Israël apparaît ainsi, pour Washington, à la fois comme un partenaire stratégique et, pour une frange de l’opinion, comme un repère symbolique d’ordre religieux. Ce socle de soutien se superpose à des déterminants plus larges — sécurité énergétique, rivalités régionales, maîtrise des risques de prolifération — et s’inscrit dans une relation plus vaste, faite d’échanges mais aussi d’incompréhensions, entre l’Occident et les sociétés du monde musulman.
Les pays arabes, eux, ne sont pas innocents dans ce théâtre d’ombres. Ils brandissent la cause palestinienne comme un étendard rhétorique, un outil de légitimation interne pour masquer leurs propres faiblesses – déficit démocratique, tensions sécuritaires, rivalités sectaires, dépendance économique. Plusieurs pays arabes du Moyen Orient professent un soutien formel, mais leurs liens avec Israël trahissent une realpolitik cynique. La Palestine sert de bouclier moral, un cri de ralliement populaire qui détourne des régimes autoritaires.
Statu quo américain contre dividende européen de paix
Pour Washington, une stabilisation durable du Proche-Orient rognerait le rôle de garant incontournable: moins de contrats d’armement, prise réduite sur les flux pétroliers, et un Iran progressivement réintégré aux échanges mondiaux. Surtout, elle renforcerait l’Europe – ce que l’Amérique ne souhaite pas – première exposée aux chocs migratoires et énergétiques. Des corridors commerciaux fiables abaisseraient la dépendance au dollar et aux arsenaux américains, offrant à l’Union Européenne un espace diplomatique réellement autonome. La Maison Blanche version Trump, alignée sur Netanyahu — pression contre la CPI, veto au Conseil de sécurité —, préfère maintenir le statuquo.

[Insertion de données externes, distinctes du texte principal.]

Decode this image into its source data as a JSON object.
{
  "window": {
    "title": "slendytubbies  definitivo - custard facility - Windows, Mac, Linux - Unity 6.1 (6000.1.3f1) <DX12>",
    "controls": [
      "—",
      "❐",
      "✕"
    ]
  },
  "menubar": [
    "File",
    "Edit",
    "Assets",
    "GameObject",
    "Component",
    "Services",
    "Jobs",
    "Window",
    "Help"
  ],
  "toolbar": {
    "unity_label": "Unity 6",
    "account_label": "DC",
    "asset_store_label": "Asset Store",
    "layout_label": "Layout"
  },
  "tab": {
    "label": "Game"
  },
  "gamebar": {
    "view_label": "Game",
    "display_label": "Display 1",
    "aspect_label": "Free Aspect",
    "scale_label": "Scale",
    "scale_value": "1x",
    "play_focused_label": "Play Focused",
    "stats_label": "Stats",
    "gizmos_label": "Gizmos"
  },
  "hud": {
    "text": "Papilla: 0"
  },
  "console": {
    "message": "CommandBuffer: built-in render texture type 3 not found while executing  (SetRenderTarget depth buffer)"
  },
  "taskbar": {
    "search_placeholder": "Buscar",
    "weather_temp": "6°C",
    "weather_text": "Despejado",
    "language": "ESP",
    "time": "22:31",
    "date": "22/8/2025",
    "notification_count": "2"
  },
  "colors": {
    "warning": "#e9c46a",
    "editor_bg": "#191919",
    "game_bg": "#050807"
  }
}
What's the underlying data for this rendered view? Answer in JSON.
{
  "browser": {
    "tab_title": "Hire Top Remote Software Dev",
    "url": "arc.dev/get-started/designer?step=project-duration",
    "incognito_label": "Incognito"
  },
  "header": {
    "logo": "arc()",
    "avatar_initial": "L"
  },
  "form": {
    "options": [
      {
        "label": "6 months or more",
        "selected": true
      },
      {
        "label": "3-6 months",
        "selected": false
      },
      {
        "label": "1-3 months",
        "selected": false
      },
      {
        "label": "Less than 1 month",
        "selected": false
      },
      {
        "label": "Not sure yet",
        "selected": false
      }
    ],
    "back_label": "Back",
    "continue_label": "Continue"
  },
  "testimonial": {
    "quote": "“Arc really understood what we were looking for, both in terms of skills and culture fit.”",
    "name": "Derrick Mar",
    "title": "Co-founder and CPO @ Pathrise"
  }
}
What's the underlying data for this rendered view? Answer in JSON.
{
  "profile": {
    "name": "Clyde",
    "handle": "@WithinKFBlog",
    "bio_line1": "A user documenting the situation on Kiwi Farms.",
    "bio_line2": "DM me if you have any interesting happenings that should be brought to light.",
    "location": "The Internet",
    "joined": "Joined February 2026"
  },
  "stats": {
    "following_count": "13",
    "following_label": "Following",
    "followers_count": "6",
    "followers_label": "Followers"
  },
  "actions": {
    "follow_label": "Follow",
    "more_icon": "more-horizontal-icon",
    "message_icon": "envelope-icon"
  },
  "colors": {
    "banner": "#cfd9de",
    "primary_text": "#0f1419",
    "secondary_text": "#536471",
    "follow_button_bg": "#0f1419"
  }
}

Pour l’Europe, la conclusion est inverse : la détente régionale produit un dividende immédiat — recul de la prime de risque sur pétrole et gaz, sécurisation de Suez et de la Méditerranée orientale, reflux de l’inflation importée et donc des taux, visibilité retrouvée pour l’investissement productif. Reconnaître la Palestine n’est pas un symbole, c’est de la gestion du risque : volatilité énergétique contenue, radicalisation tarie, diplomatie européenne réarmée et cohérence retrouvée avec le discours de droit (y compris sur l’Ukraine). Chaque mois gagné sur la paix sauve des points de croissance et évite un renchérissement de plusieurs milliards des importations de pétrole. En clair : pour l’Europe, le placement le plus sûr porte un nom simple — la paix.
Enfin, la reconnaissance de l’État palestinien, actée par plus de 150 pays le 22 septembre 2025 à l’Assemblée générale des Nations unies, marque un tournant historique, malgré l’absence notable des États-Unis, d’Israël et de tous les dirigeants arabes, à l’exception courageuse du roi de Jordanie.
Alors que Gaza endure une tragédie humanitaire sans précédent et que l’attaque israélienne sur Doha, à l’ombre de la base américaine d’Al-Udeid, révèle les fragilités d’alliances marquées par la realpolitik, il devient impératif de dépasser les tergiversations diplomatiques. Reconnaître la Palestine n’est ni une concession ni un symbole, mais un acte de souveraineté qui pave la voie à un cessez-le-feu durable, à la sécurité régionale et à une reconstruction porteuse d’un véritable dividende de paix.
L’Histoire, en ce jour, a posé une borne ; il appartient désormais aux décideurs de conjuguer l’avenir au présent, en affirmant sans détour : «Je reconnais.» Car, dans un Moyen-Orient au bord du précipice, seule une paix juste et équitable peut désamorcer les tensions, stabiliser les économies et redonner à la communauté internationale sa cohérence morale et stratégique.
* Economiste, banquier et financier.